43% of UK SMEs have experienced a phishing attempt through impersonation of staff in the last 12 months. Of those impersonation phishing attempts, it was discovered that two-thirds (66%) had suffered a successful attack, according to CybSafe.
Businesses admitted to taking minimal action to correct this: less than half of those featured in the research (47%) claimed to already have a cybersecurity training and awareness program in place.
Interestingly, respondents saw email phishing as a much greater threat than phone phishing. Pitted against nine other potential threats, email phishing was perceived to be the second most pressing threat (37%). By contrast, phone phishing was believed to be the least (8.8%) urgent threat to business.

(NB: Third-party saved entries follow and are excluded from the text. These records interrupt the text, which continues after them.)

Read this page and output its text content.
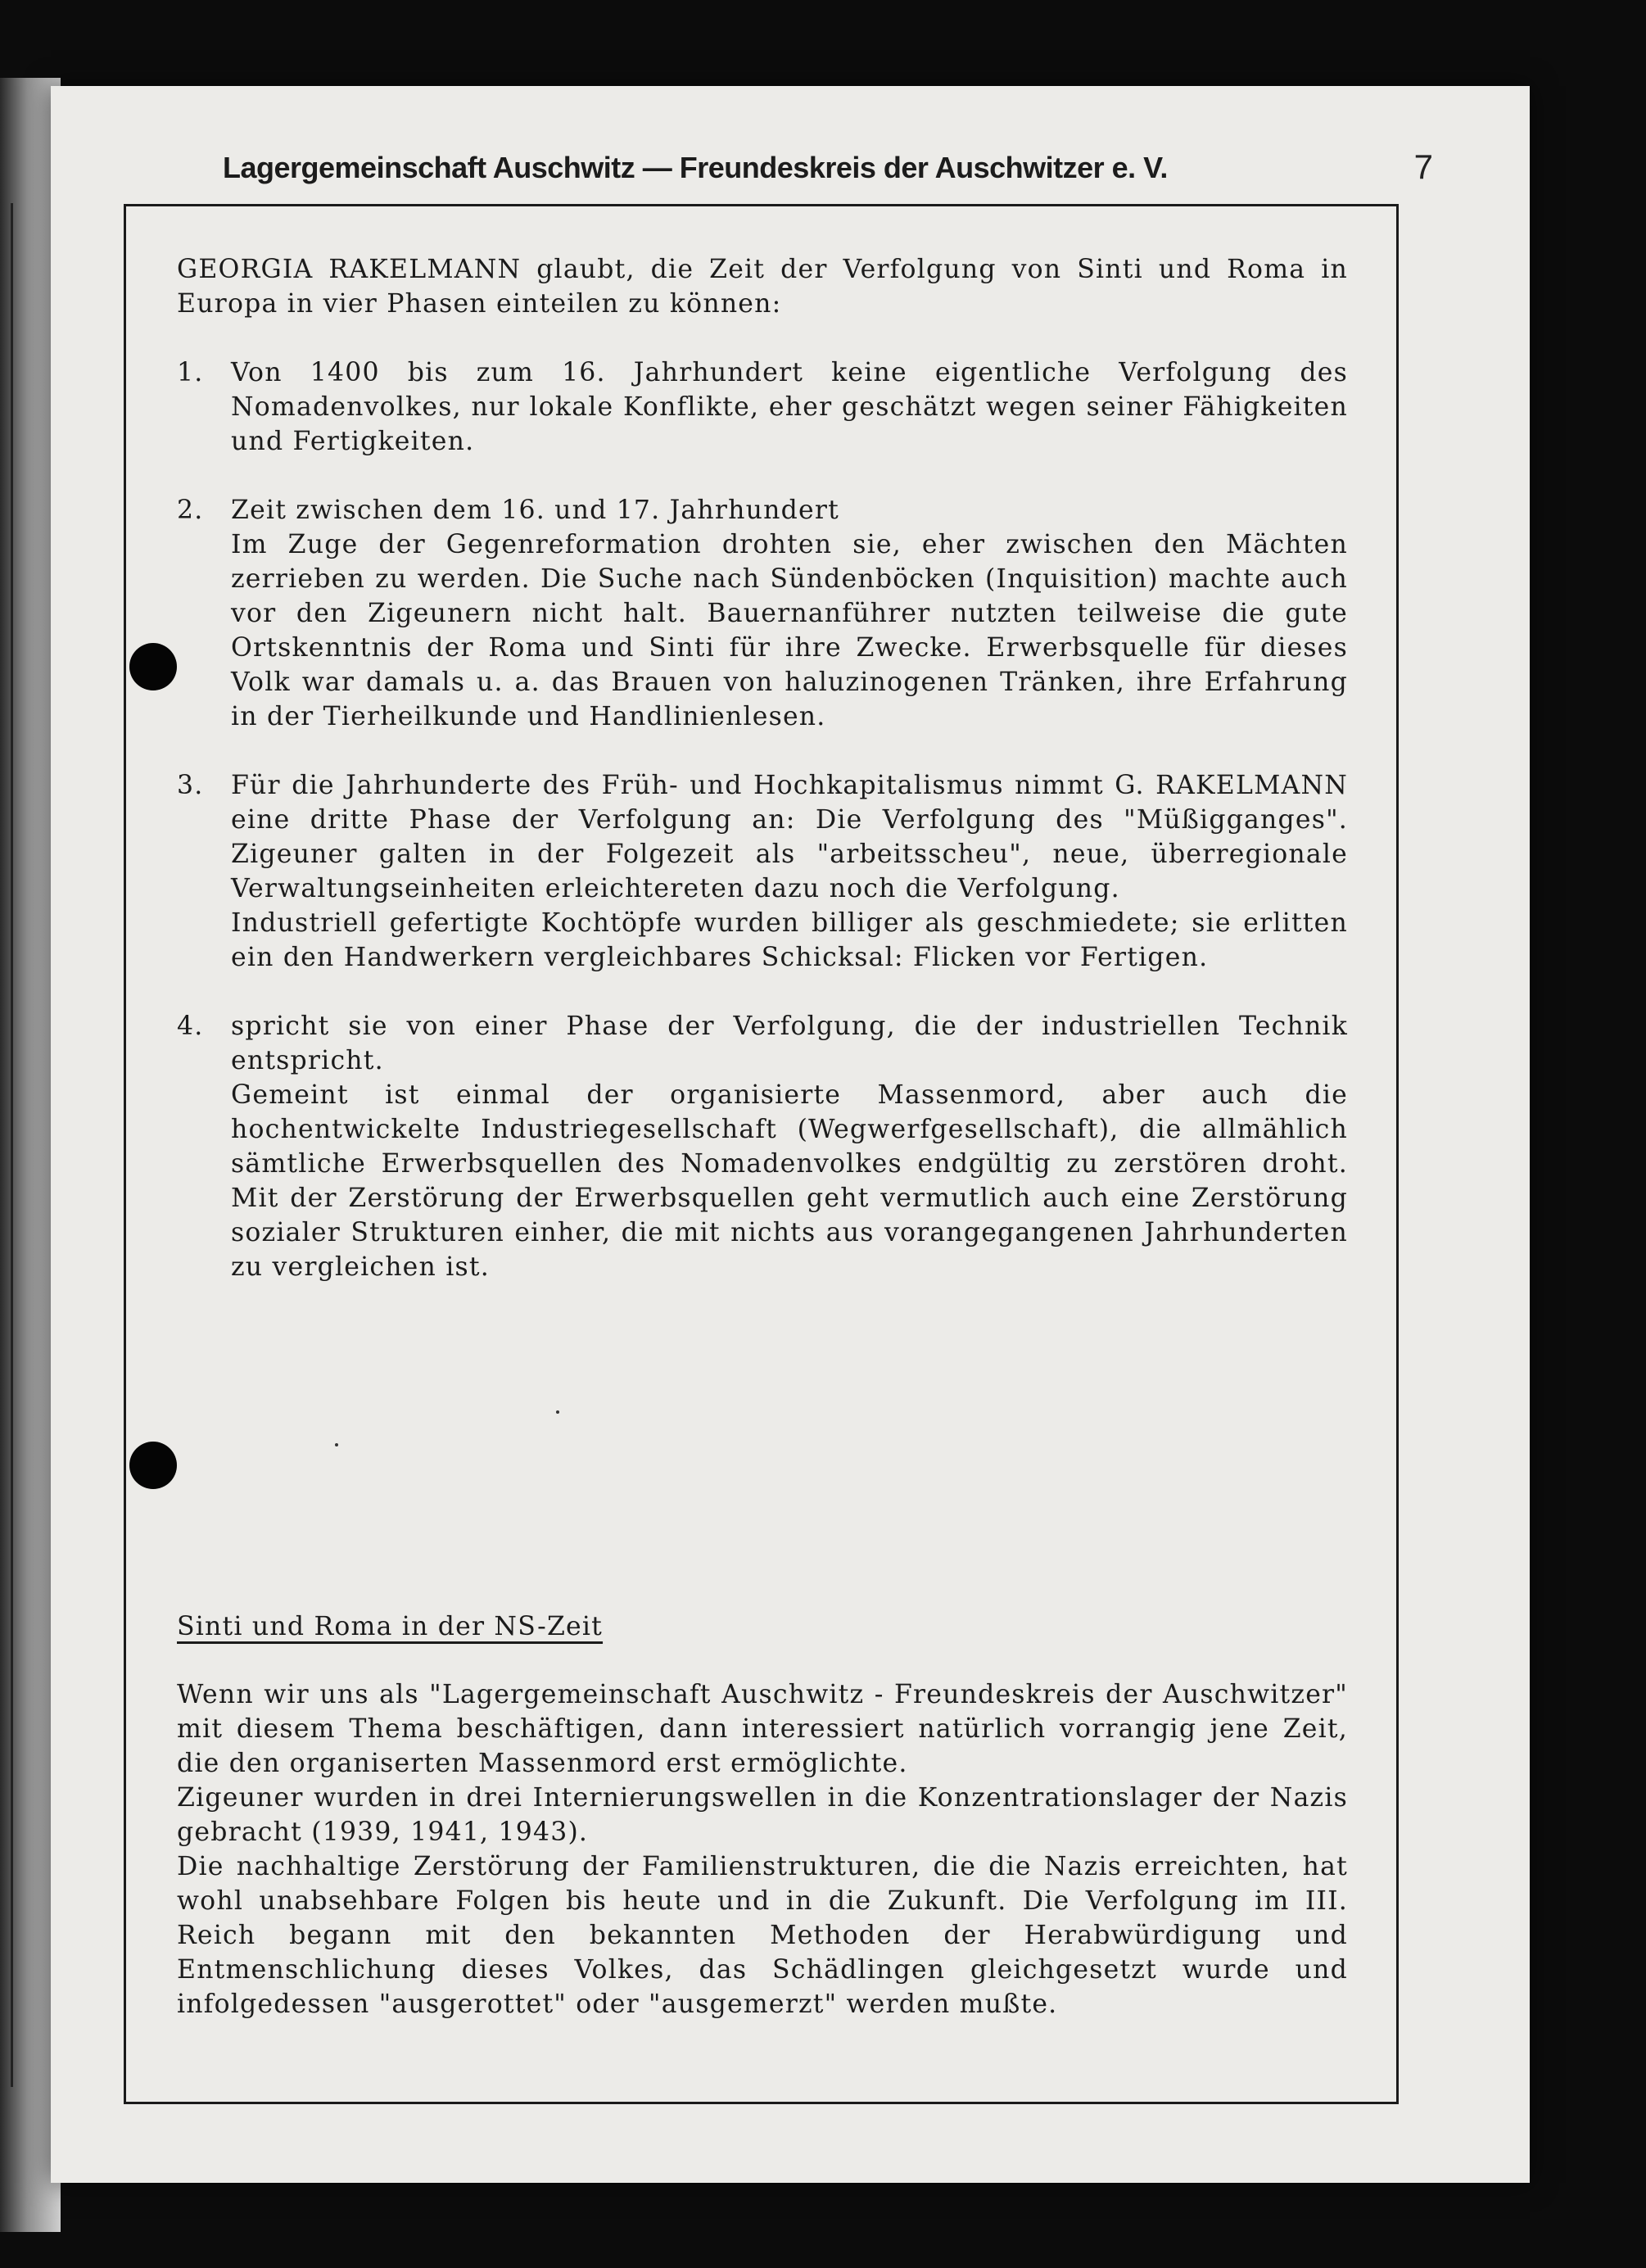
Lagergemeinschaft Auschwitz — Freundeskreis der Auschwitzer e. V.	7

GEORGIA RAKELMANN glaubt, die Zeit der Verfolgung von Sinti und Roma in Europa in vier Phasen einteilen zu können:

1. Von 1400 bis zum 16. Jahrhundert keine eigentliche Verfolgung des Nomadenvolkes, nur lokale Konflikte, eher geschätzt wegen seiner Fähigkeiten und Fertigkeiten.

2. Zeit zwischen dem 16. und 17. Jahrhundert

Im Zuge der Gegenreformation drohten sie, eher zwischen den Mächten zerrieben zu werden. Die Suche nach Sündenböcken (Inquisition) machte auch vor den Zigeunern nicht halt. Bauernanführer nutzten teilweise die gute Ortskenntnis der Roma und Sinti für ihre Zwecke. Erwerbsquelle für dieses Volk war damals u. a. das Brauen von haluzinogenen Tränken, ihre Erfahrung in der Tierheilkunde und Handlinienlesen.

3. Für die Jahrhunderte des Früh- und Hochkapitalismus nimmt G. RAKELMANN eine dritte Phase der Verfolgung an: Die Verfolgung des "Müßigganges". Zigeuner galten in der Folgezeit als "arbeitsscheu", neue, überregionale Verwaltungseinheiten erleichtereten dazu noch die Verfolgung.

Industriell gefertigte Kochtöpfe wurden billiger als geschmiedete; sie erlitten ein den Handwerkern vergleichbares Schicksal: Flicken vor Fertigen.

4. spricht sie von einer Phase der Verfolgung, die der industriellen Technik entspricht.

Gemeint ist einmal der organisierte Massenmord, aber auch die hochentwickelte Industriegesellschaft (Wegwerfgesellschaft), die allmählich sämtliche Erwerbsquellen des Nomadenvolkes endgültig zu zerstören droht. Mit der Zerstörung der Erwerbsquellen geht vermutlich auch eine Zerstörung sozialer Strukturen einher, die mit nichts aus vorangegangenen Jahrhunderten zu vergleichen ist.

Sinti und Roma in der NS-Zeit

Wenn wir uns als "Lagergemeinschaft Auschwitz - Freundeskreis der Auschwitzer" mit diesem Thema beschäftigen, dann interessiert natürlich vorrangig jene Zeit, die den organiserten Massenmord erst ermöglichte.

Zigeuner wurden in drei Internierungswellen in die Konzentrationslager der Nazis gebracht (1939, 1941, 1943).

Die nachhaltige Zerstörung der Familienstrukturen, die die Nazis erreichten, hat wohl unabsehbare Folgen bis heute und in die Zukunft. Die Verfolgung im III. Reich begann mit den bekannten Methoden der Herabwürdigung und Entmenschlichung dieses Volkes, das Schädlingen gleichgesetzt wurde und infolgedessen "ausgerottet" oder "ausgemerzt" werden mußte.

“Phishing is currently the dominant attack vector for entry into networks, and its popularity isn’t hard to understand. It’s easy to carry out, easy to profit from, and from the perspective of cyber security professionals, it’s notoriously difficult to defend against. Just one individual falling victim can be enough to give criminals the foothold required to access confidential information,” said Oz Alashe, CEO, CybSafe.
“Impersonation phishing attacks – personalised attacks which involve the impersonation of friends or family, or other members of staff – pose a particular threat. These attacks are highly convincing and have high success rates. Our latest research shows that, despite the severity of this threat, UK businesses are taking very little action at the moment. Of those that are doing something, many are simply paying lip-service to security training for compliance reasons, and aren’t demonstrably reducing their human cyber risk,” Alashe added.